Angelina Jolie is spectacular as the misunderstood fairy/witch, Maleficent, and the special effects provide some dazzling visuals, but the overall package fails to replace or even compete with the original Walt Disney film Sleeping Beauty (1959). To be fair, the original is my favorite “classic” Disney tale, but I left the theater today wondering, “what was the point?” That can never be a good thing when it comes to any work of art, remake or not.
In naive adolescence, the fairy Maleficent (Ella Purnell) lives at peace in the moors, where all of the magical creatures live in harmony (think Shrek’s swamp). In the neighboring land of the humans, the greedy king first attempts to wrestle Maleficent’s power away, and then places a bounty on her head. Her one-time friend and true love, Stefan (Sharlto Copley as an adult), grows up to be king, only after robbing her of her most special gift. This betrayal leads to the famous curse on Princess Aurora (Elle Fanning), “on her sixteenth birthday, she will prick her finger and fall into a deep sleep like death.”
The film doesn’t just provide us with a view of Maleficent’s motivation but it paints her as the victim of mankind’s (stress on the man) greed and avarice. She’s not really critiqued for the fact that the response to her betrayal is to curse a baby, or that she doesn’t intervene at times when she could to save lives. She’s the hero here, even when turning her pet raven/man, Diaval (Sam Riley), into the dragon from the end of the original story. To be clear, Stefan’s betrayal and descent into madness (caused by grief, shame) drives him farther from his daughter (Innocence, for this paradigm) and proves that he is the Evil that Maleficent warned Aurora of while she was living in the forest with the three, haplessly-overwhelmed fairies (yes, they’re color-coded here, too).
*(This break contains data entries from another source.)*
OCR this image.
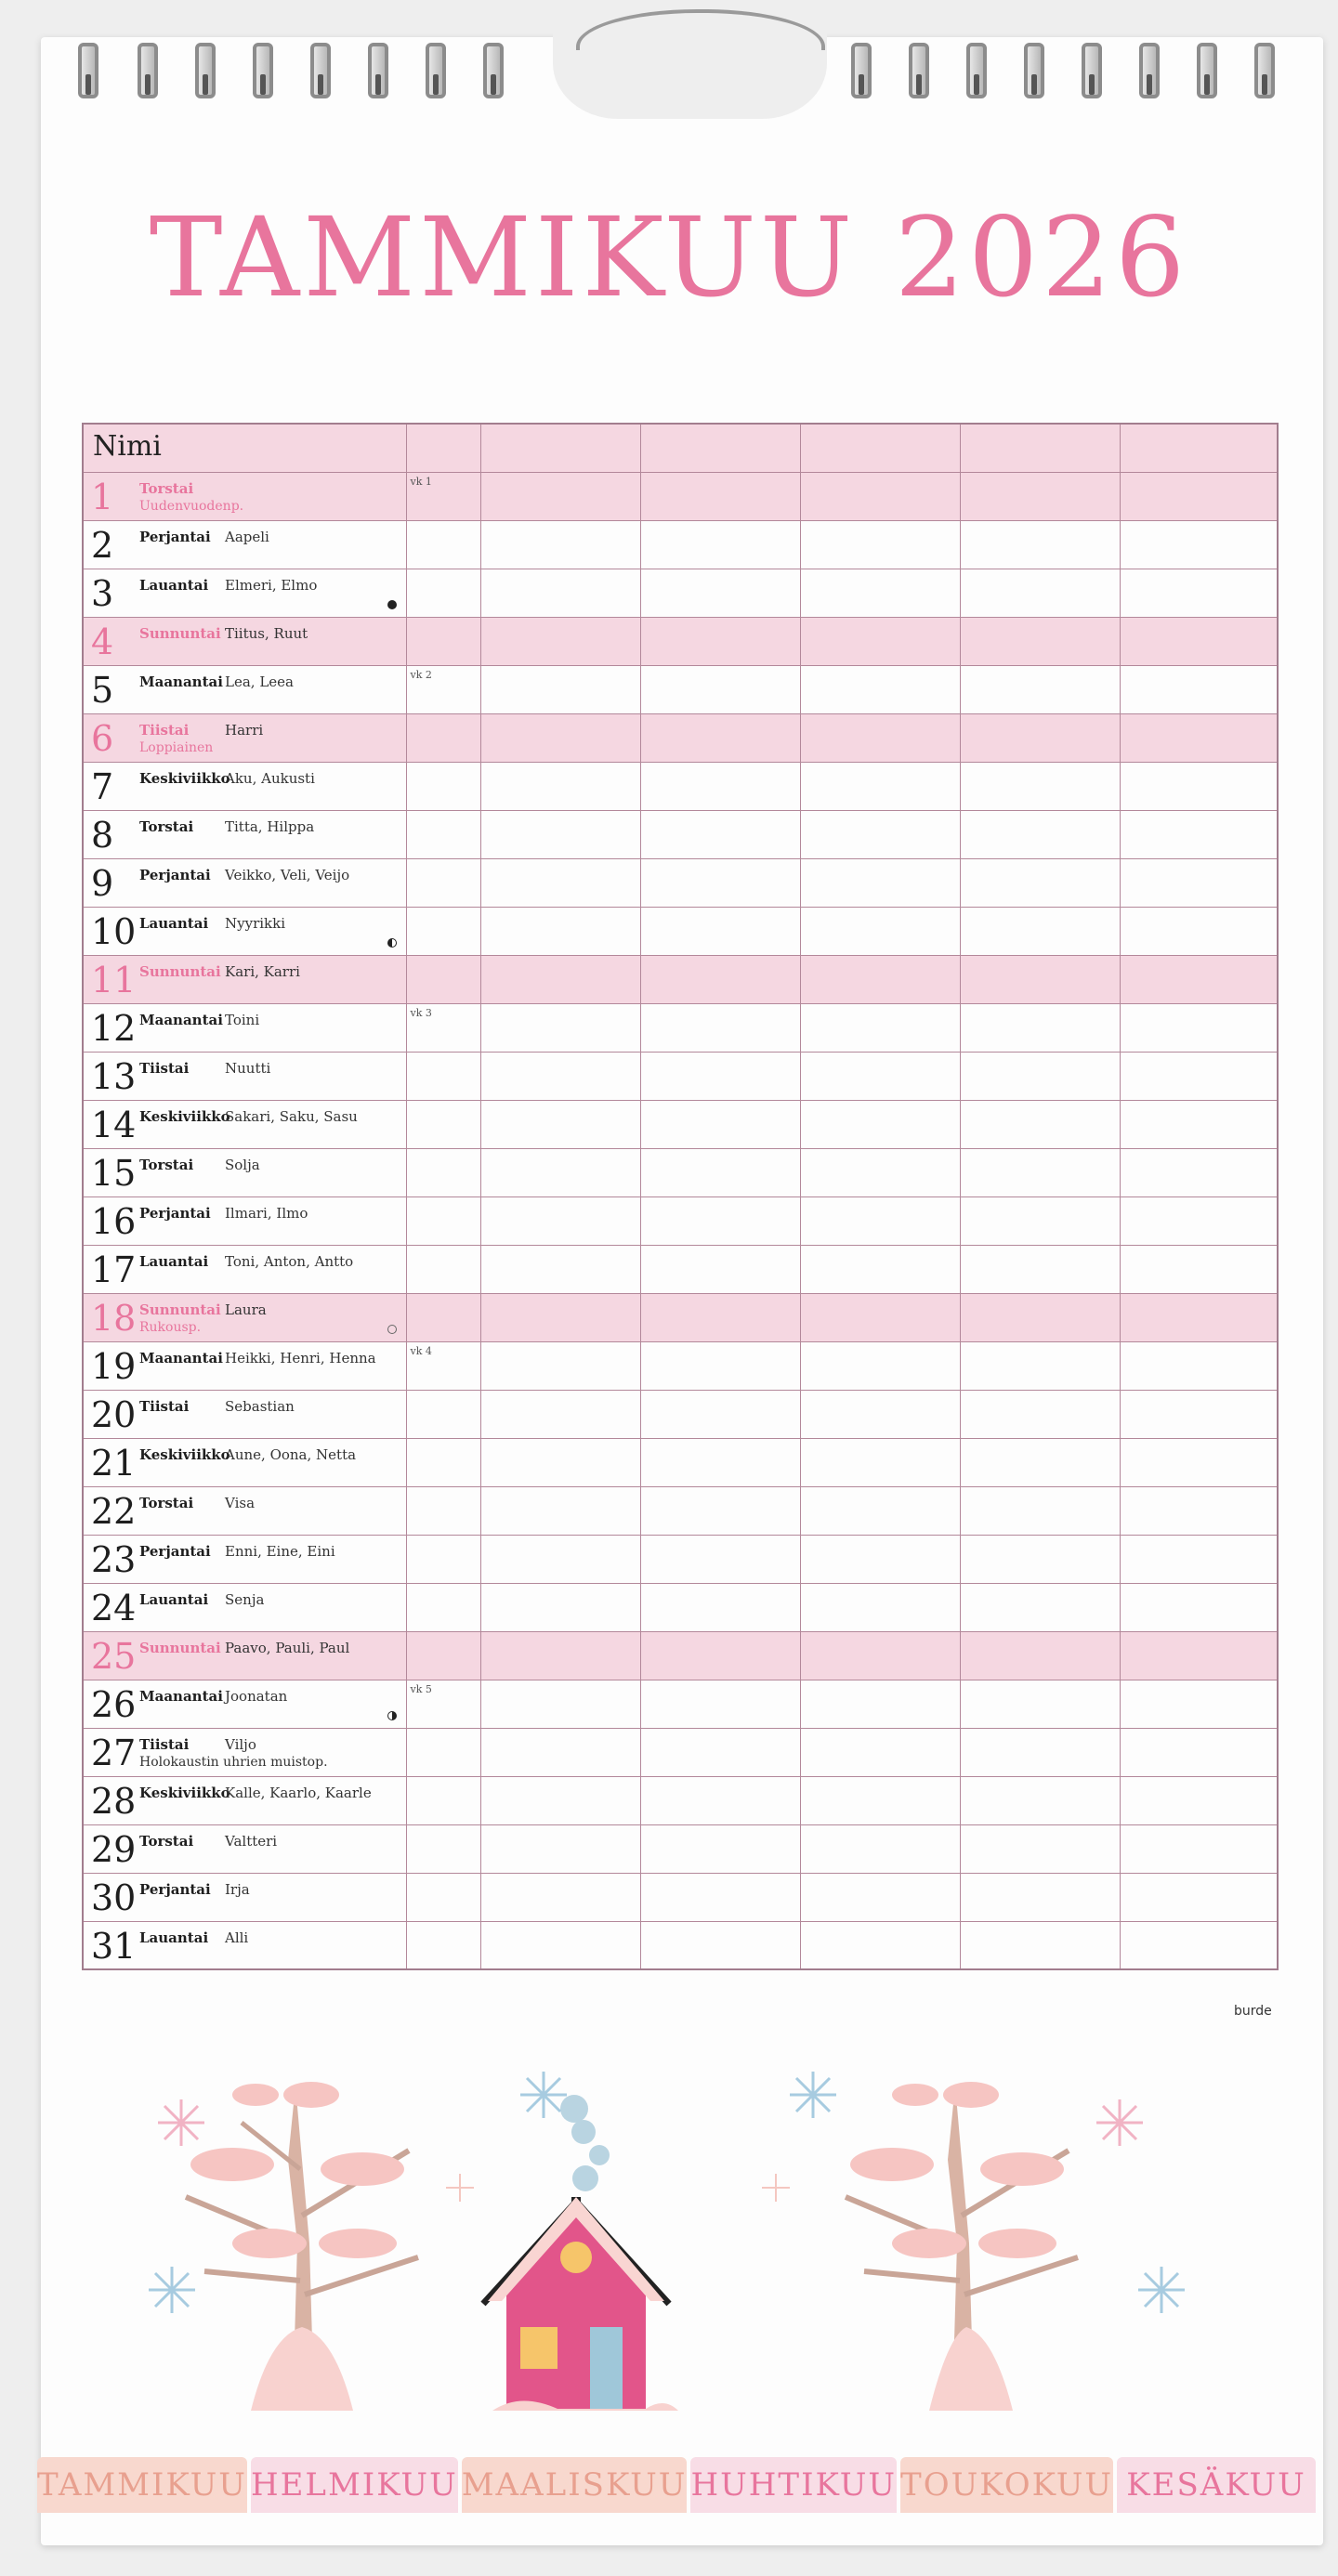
TAMMIKUU 2026
Nimi						

1 Torstai
Uudenvuodenp.	vk 1					

2 Perjantai Aapeli						

3 Lauantai Elmeri, Elmo						

4 Sunnuntai Tiitus, Ruut						

5 Maanantai Lea, Leea	vk 2					

6 Tiistai Harri
Loppiainen						

7 Keskiviikko
Aku, Aukusti						

8 Torstai Titta, Hilppa						

9 Perjantai Veikko, Veli, Veijo						

10 Lauantai Nyyrikki						

11 Sunnuntai Kari, Karri						

12 Maanantai Toini	vk 3					

13 Tiistai Nuutti						

14 Keskiviikko
Sakari, Saku, Sasu						

15 Torstai Solja						

16 Perjantai Ilmari, Ilmo						

17 Lauantai Toni, Anton, Antto						

18 Sunnuntai Laura
Rukousp.						

19 Maanantai Heikki, Henri, Henna	vk 4					

20 Tiistai Sebastian						

21 Keskiviikko
Aune, Oona, Netta						

22 Torstai Visa						

23 Perjantai Enni, Eine, Eini						

24 Lauantai Senja						

25 Sunnuntai Paavo, Pauli, Paul						

26 Maanantai Joonatan	vk 5					

27 Tiistai Viljo
Holokaustin uhrien muistop.						

28 Keskiviikko
Kalle, Kaarlo, Kaarle						

29 Torstai Valtteri						

30 Perjantai Irja						

31 Lauantai Alli						

burde
TAMMIKUU HELMIKUU MAALISKUU HUHTIKUU TOUKOKUU KESÄKUU
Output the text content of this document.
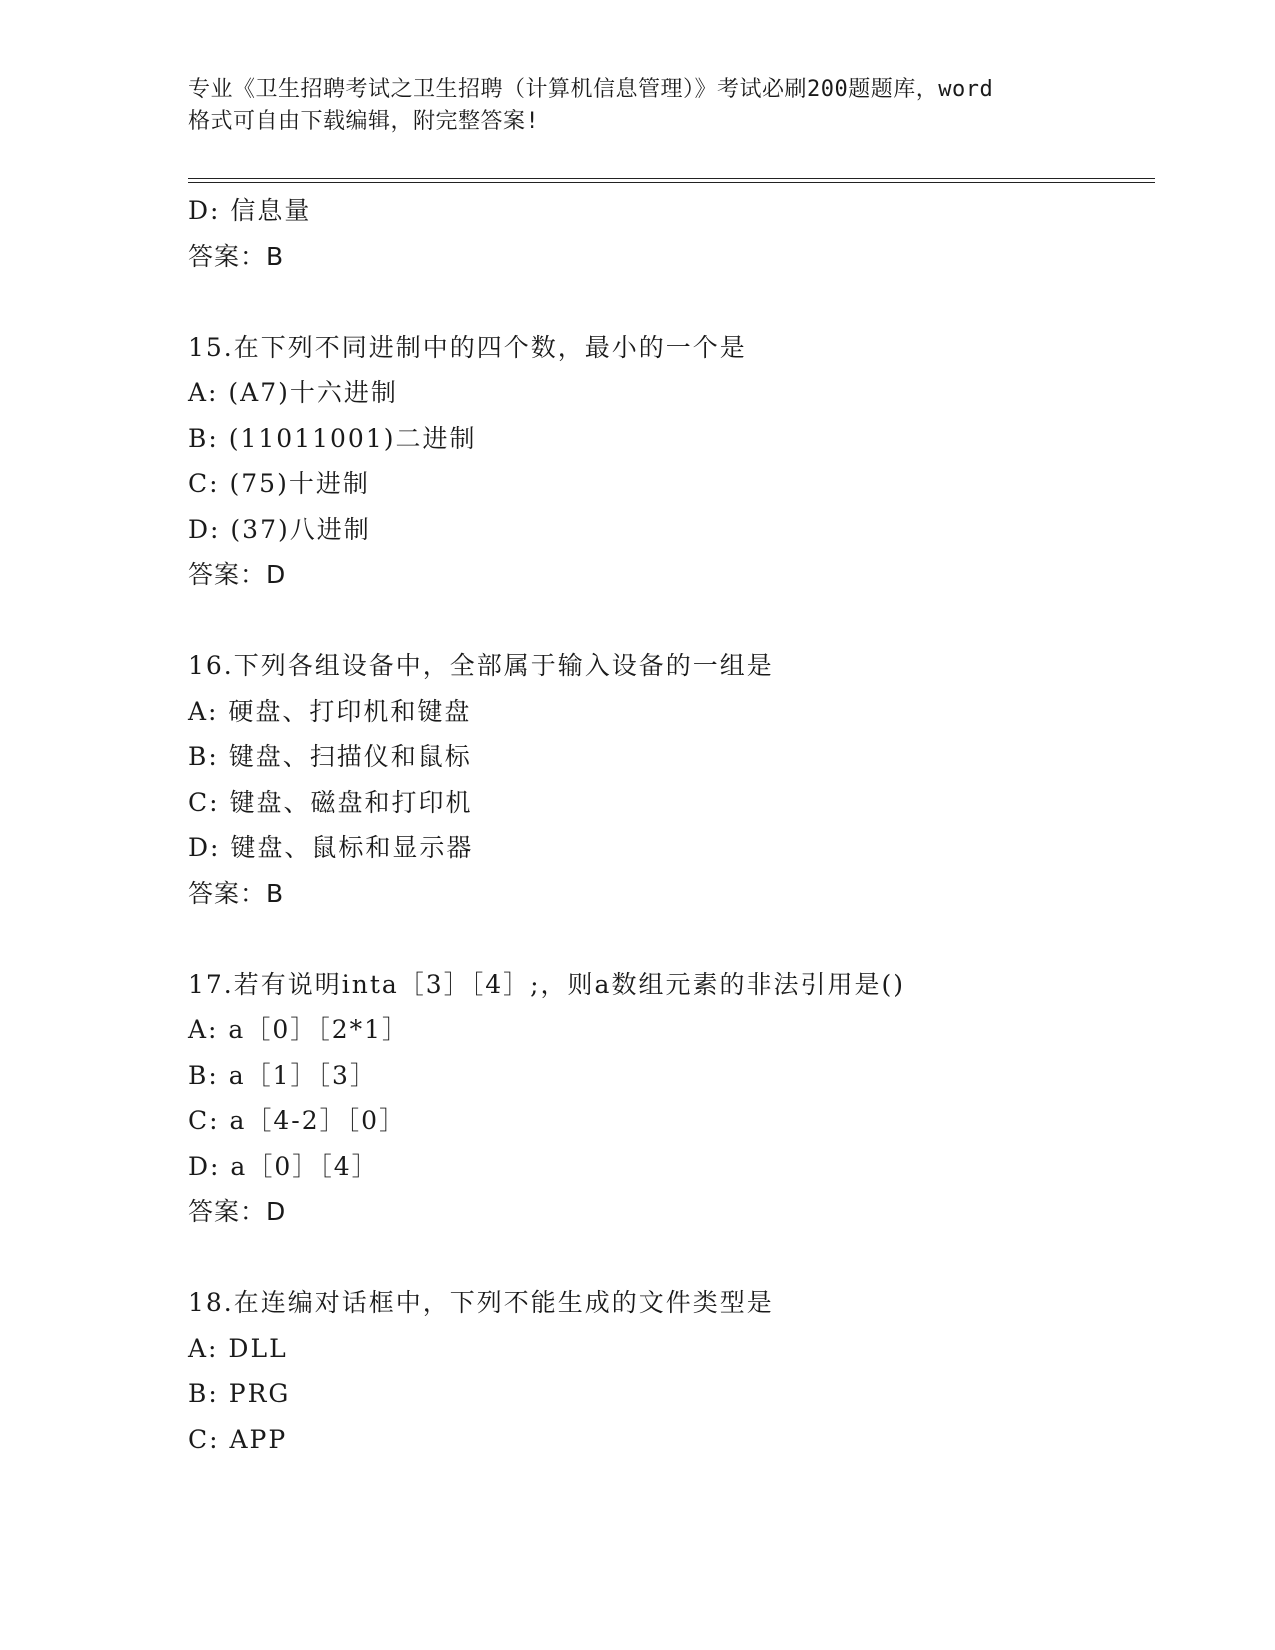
专业《卫生招聘考试之卫生招聘（计算机信息管理）》考试必刷200题题库，word
格式可自由下载编辑，附完整答案!
D: 信息量
答案：B
15.在下列不同进制中的四个数，最小的一个是
A: (A7)十六进制
B: (11011001)二进制
C: (75)十进制
D: (37)八进制
答案：D
16.下列各组设备中，全部属于输入设备的一组是
A: 硬盘、打印机和键盘
B: 键盘、扫描仪和鼠标
C: 键盘、磁盘和打印机
D: 键盘、鼠标和显示器
答案：B
17.若有说明inta［3］［4］;，则a数组元素的非法引用是()
A: a［0］［2*1］
B: a［1］［3］
C: a［4-2］［0］
D: a［0］［4］
答案：D
18.在连编对话框中，下列不能生成的文件类型是
A: DLL
B: PRG
C: APP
Again, there’s an agenda but not a point: Man is evil, and the older, more experienced woman must educate, protect, and nurture the younger woman. It deconstructs the family, breaks up the fairy tale ending (but not in the same reconstructive way as Frozen, which argues for female independence in a positive way), and tells a story that seems founded in bitterness and pain. I knew it would be different, but I found myself disturbed by the PG rating and agenda. This one isn’t family friendly (and you can take that several ways). It looks good but what’s lurking underneath isn’t anything I find admirable.